Pavelski was well within his rights to be ticked off or insulted. He almost certainly was, to some extent. He’s only human. But he didn’t seem to let it bother him or affect how he conducted himself. He was still first on the practice ice every morning, as he always was, redirecting floating pucks from the point from Brent Burns, attempting to further perfect a skill at which he was already the best in the league. He proudly wore the captain’s “C” on a stacked team, keeping the dressing room together after the arrival of an outsized presence and personality in Erik Karlsson. He never complained — and, of course, never pointed out that the Sharks’ worst stretch of the 2018-19 regular season came when they went 1-5-1 when he missed seven games due to injury just before the playoffs began, which, in hindsight, should have been an enormous red flag for the front office.
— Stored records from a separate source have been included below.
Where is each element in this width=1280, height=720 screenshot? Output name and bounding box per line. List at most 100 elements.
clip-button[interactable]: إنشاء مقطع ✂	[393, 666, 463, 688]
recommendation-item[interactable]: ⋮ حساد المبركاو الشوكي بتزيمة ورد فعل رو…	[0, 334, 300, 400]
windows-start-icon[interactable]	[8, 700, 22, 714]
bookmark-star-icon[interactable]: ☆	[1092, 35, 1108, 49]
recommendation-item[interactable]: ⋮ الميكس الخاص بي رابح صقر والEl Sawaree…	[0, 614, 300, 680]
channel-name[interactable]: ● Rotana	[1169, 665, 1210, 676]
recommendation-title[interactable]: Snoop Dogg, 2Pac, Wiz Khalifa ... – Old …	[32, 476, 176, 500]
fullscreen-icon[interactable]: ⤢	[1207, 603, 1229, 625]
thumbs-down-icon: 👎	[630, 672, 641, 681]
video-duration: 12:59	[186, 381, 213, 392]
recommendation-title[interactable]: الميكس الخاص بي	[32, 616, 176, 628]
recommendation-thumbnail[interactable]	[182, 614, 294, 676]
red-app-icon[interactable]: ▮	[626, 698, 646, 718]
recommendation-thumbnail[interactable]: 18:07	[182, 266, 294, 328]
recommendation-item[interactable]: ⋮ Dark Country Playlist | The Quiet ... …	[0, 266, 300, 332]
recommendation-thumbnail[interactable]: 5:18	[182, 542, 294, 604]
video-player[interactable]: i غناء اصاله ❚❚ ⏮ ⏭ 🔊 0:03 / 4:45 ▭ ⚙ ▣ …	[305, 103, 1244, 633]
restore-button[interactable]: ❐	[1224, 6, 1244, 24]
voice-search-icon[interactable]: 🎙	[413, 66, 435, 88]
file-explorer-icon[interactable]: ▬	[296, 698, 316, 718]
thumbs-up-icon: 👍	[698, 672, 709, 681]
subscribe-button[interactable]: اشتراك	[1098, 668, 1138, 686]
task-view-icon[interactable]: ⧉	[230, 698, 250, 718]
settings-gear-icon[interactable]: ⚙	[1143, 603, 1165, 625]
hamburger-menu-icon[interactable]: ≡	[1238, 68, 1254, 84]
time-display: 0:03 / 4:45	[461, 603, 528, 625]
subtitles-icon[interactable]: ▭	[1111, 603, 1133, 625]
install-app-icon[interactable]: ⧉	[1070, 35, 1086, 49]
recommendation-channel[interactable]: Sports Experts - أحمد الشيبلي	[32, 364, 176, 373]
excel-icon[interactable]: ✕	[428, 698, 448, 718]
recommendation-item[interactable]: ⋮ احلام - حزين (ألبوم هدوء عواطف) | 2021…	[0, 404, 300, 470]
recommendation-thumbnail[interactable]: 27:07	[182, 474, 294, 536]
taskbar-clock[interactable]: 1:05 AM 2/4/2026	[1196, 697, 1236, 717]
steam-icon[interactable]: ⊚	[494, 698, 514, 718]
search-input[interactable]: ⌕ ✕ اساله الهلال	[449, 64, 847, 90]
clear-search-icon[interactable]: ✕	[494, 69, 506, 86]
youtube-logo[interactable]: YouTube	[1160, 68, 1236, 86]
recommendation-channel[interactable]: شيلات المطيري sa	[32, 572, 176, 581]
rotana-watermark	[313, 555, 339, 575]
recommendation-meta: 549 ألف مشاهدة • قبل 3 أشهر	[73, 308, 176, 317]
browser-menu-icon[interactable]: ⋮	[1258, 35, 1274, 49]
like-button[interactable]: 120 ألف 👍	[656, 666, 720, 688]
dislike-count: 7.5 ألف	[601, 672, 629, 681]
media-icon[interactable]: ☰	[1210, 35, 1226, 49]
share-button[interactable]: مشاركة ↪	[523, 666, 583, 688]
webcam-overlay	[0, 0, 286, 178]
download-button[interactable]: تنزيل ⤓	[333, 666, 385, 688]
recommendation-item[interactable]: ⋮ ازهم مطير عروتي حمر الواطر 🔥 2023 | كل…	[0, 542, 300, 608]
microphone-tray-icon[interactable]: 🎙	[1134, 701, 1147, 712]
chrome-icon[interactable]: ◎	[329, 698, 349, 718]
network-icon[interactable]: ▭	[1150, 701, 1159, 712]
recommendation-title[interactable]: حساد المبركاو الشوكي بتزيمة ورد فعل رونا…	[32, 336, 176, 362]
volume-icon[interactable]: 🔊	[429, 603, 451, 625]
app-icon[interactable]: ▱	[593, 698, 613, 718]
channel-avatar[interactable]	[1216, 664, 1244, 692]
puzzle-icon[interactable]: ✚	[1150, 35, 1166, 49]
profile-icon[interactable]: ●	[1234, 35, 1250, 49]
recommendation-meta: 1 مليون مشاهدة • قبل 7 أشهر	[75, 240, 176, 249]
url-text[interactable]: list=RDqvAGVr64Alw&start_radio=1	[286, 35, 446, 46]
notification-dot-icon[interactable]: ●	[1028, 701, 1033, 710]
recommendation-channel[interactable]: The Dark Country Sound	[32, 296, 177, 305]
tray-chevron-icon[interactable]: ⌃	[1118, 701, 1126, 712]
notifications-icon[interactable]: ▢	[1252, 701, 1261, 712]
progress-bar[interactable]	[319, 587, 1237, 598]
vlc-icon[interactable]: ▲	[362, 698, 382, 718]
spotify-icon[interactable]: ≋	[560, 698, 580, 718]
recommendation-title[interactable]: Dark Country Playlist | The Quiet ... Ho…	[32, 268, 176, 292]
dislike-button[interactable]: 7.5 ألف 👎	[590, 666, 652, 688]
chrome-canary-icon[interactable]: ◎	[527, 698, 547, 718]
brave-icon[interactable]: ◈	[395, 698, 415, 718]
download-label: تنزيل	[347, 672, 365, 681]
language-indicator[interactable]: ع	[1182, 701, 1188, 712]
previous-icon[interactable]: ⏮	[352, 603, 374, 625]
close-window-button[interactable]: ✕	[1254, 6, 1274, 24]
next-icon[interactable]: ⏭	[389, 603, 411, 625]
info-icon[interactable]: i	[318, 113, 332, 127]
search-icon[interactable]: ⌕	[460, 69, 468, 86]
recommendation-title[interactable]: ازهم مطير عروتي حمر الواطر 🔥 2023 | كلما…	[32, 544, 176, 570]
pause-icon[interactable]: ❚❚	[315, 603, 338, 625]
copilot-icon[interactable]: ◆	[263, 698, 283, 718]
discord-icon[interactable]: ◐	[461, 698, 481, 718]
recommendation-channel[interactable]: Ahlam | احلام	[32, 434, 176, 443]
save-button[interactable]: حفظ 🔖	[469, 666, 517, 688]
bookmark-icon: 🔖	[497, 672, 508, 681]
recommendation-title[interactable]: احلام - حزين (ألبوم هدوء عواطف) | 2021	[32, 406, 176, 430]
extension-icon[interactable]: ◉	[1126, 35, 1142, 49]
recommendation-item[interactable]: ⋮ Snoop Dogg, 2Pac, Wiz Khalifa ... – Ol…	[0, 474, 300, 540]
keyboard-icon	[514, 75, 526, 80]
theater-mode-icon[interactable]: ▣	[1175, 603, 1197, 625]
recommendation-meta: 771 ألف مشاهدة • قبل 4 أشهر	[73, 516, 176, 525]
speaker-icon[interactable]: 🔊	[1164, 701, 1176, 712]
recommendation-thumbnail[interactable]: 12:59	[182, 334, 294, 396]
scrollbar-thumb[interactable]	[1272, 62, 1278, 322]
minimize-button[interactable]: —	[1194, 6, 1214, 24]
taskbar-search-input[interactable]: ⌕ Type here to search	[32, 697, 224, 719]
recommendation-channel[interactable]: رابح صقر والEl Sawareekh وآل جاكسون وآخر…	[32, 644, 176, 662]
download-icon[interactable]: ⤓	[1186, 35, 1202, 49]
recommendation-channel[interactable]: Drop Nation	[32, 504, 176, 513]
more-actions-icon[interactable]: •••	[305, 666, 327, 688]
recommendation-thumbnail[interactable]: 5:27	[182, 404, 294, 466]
Pavelski finished with 38 goals that season, tied for the second-best of his career. In the playoffs, he suffered a serious concussion in Game 7 of the first round — that infamous Sharks third-period comeback against Vegas, when his teammates rallied around him and reeled off four power-play goals to stun the Golden Knights. Even while recovering in the dressing room, Pavelski’s presence was evident simply in the way his teammates responded to what was a terrifying injury to their captain, whose crimson blood stain was literally still on the ice in the end that the Sharks were executing their power play.

Incredibly, Pavelski returned a couple weeks later, dressing for Game 7 of the second round against the Avalanche and promptly scoring the first goal on one of his patented redirections, blowing the roof off of SAP Center and setting the tone for an eventual Sharks win.

The Sharks finally did offer Pavelski a contract extension, for two years and $10 million. Dallas, trying to reestablish its own culture at the time, stepped in and offered a much more significant three years at $21 million, or a little more than double what the Sharks put on the table. They’d end up extending him twice on one-year deals.

It was a decision that sent the Sharks spiraling into oblivion, while helping boost Dallas into Stanley Cup contention for just about the duration of Pavelski’s time there. They didn’t win a Stanley Cup, but in five seasons with Pavelski they made the Final in 2020 and Western Conference final in 2023 and 2024.

On the ice, Pavelski led the Stars in scoring in 2020-21 and 2021-22, finished third on the team in 2022-23, and second in 2023-24. But it was evident he was just as important to that team off the ice, too. In fact, as Pavelski pointed out in his Instagram farewell address, there were eerie similarities between what happened with the Stars in 2023 and what happened with the Sharks in 2019 — Pavelski suffered a serious head injury in the playoff opener against Minnesota that year, but his teammates made sure to stay in the tournament until he was able to return. Pavelski scored four goals against the Kraken in his first game back.

And then there was the end. After the Stars were eliminated this past June, Tyler Seguin, Jamie Benn and Wyatt Johnston were all visibly emotional when asked about their veteran leader and friend potentially walking away from the game.

That blend of talent combined with leadership and the respect of his peers will be Pavelski’s legacy.

“One of the best teammates and leaders I have had the pleasure of working with,” DeBoer told me via text on Monday. “Whether you were a rookie, a trainer, a team services guy or the leading scorer on the team Pav made everyone feel important. His greatest gift!”

Thornton, reached via text on Monday, added: “He’s the f—ing best!! Every single day I loved being his teammate, he put the work in every day, he’s adored by everyone that meets him. Just a great human being.”